Under the Dog Control Act 1996 a person may, for the purpose of stopping an attack, seize or destroy a dog if a person is attacked by the dog; or a person witnesses the dog attacking any other person, or any stock, poultry, domestic animal, or protected wildlife.

The owner of a dog that makes an attack, commits an offence and is liable on conviction to a fine not exceeding $3000 - in addition to any liability that he or she may incur for any damage caused by the attack.

If the court is satisfied that the dog has committed an attack and that the dog has not been destroyed, the court must make an order for the destruction of the dog unless it is satisfied that the circumstances of the offence were exceptional and do not warrant destruction of the dog.

Witnesses stop vicious attack

Beaumont was rescued by a brave neighbour and an off-duty police officer.

Neighbour Annie Burazor said she was alerted to the attack by her stepdaughter.

She grabbed a 50cm knife-sharpening steel as she rushed outside, to be confronted by the harrowing sight of the dogs mauling Beaumont on his face, arms and legs.

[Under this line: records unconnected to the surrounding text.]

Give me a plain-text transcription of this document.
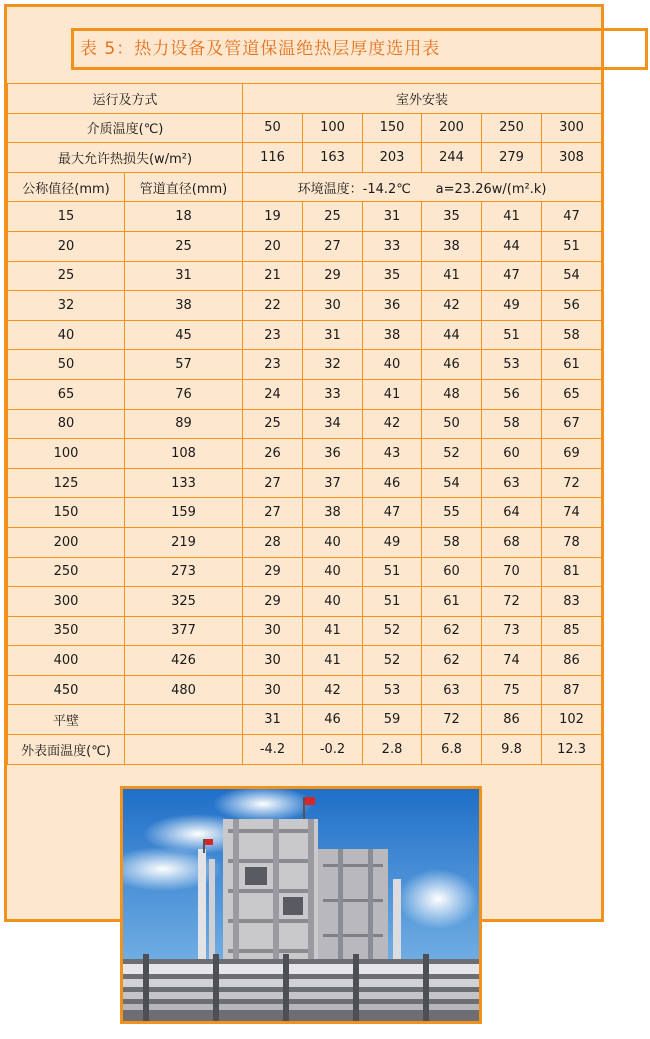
表 5：热力设备及管道保温绝热层厚度选用表
运行及方式		室外安装					
介质温度(℃)		50	100	150	200	250	300
最大允许热损失(w/m²)		116	163	203	244	279	308
公称值径(mm)	管道直径(mm)	环境温度：-14.2℃      a=23.26w/(m².k)					
15	18	19	25	31	35	41	47
20	25	20	27	33	38	44	51
25	31	21	29	35	41	47	54
32	38	22	30	36	42	49	56
40	45	23	31	38	44	51	58
50	57	23	32	40	46	53	61
65	76	24	33	41	48	56	65
80	89	25	34	42	50	58	67
100	108	26	36	43	52	60	69
125	133	27	37	46	54	63	72
150	159	27	38	47	55	64	74
200	219	28	40	49	58	68	78
250	273	29	40	51	60	70	81
300	325	29	40	51	61	72	83
350	377	30	41	52	62	73	85
400	426	30	41	52	62	74	86
450	480	30	42	53	63	75	87
平壁		31	46	59	72	86	102
外表面温度(℃)		-4.2	-0.2	2.8	6.8	9.8	12.3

Burazor, who works with special needs students at Ruru Specialist School in Invercargill, said the young man was "completely covered in blood" but Beaumont, who has autism, was not screaming.

"He doesn't react the same as other people would. There was no loud screaming."

While she prevented them mauling Beaumont for brief periods, she was unable to drive the dogs away until a man she understood to be an off-duty police officer arrived.

He "made himself big and yelled at the dogs," which succeeded in driving them away from Beaumont.

Beaumont's father, Chris Beaumont, said the dogs opened his son's head up. He applauded the actions of his "extremely brave" neighbour.

Chris Beaumont said he had seen too many dog attacks, and urged the Government to act to prevent similar attacks by dangerous dogs.